Je grimpe jusqu'au deuxième étage et traverse un long couloir strié de portes. J'ai un nouveau coup au cœur en découvrant les murs complètement nus. Avant, ils étaient recouverts de photos de vacances encadrées. 

Bon sang, arrête de penser à l'avant Lily ! L'avant ne t'apportera rien de bon ! 

En plus, je n'en veux pas le moins du monde à Chris pour avoir retiré ces cadres qui ne serviraient à rien d'autre qu'à faire illusion. 

Je sais exactement où aller comme si j'étais encore ici hier. Je tourne une fois à gauche puis deux fois à droite en me moquant intérieurement de cette maison ridiculement grande que j'adorais, enfant. Il me semble que la chambre à coucher de Chris est à l'extrême opposé de la mienne, dans l'autre aile. Je m'arrête devant ma porte et me fige en tendant la main vers le petit ruban rose noué autour de la poignée.

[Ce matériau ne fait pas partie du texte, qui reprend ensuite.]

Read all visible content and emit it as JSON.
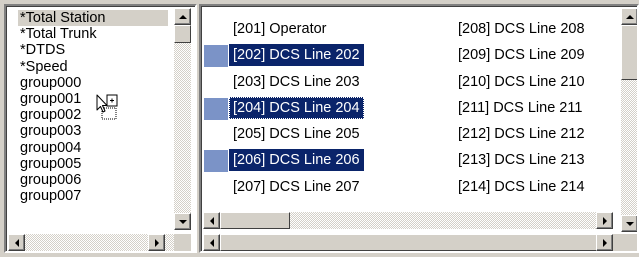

C'est celui qui retenait mon chignon de ballerine pendant mes cours de danse. 

Un sourire stupéfait m'échappe lorsque mes yeux se posent sur la pancarte accrochée au panneau de bois : d'une écriture d'enfant que je reconnais facilement comme la mienne et au stylo violet à paillettes figure l'inscription : « défense d'entrer sauf si c'est Nathan". 

Les lettres se sont un peu effacées et les autocollants de papillons sont presque décollés mais j'éprouve un sentiment de soulagement en découvrant enfin une chose qui n'a pas bougé dans le domaine. Et je ne suis pas déçue en tournant la poignée et en poussant la porte.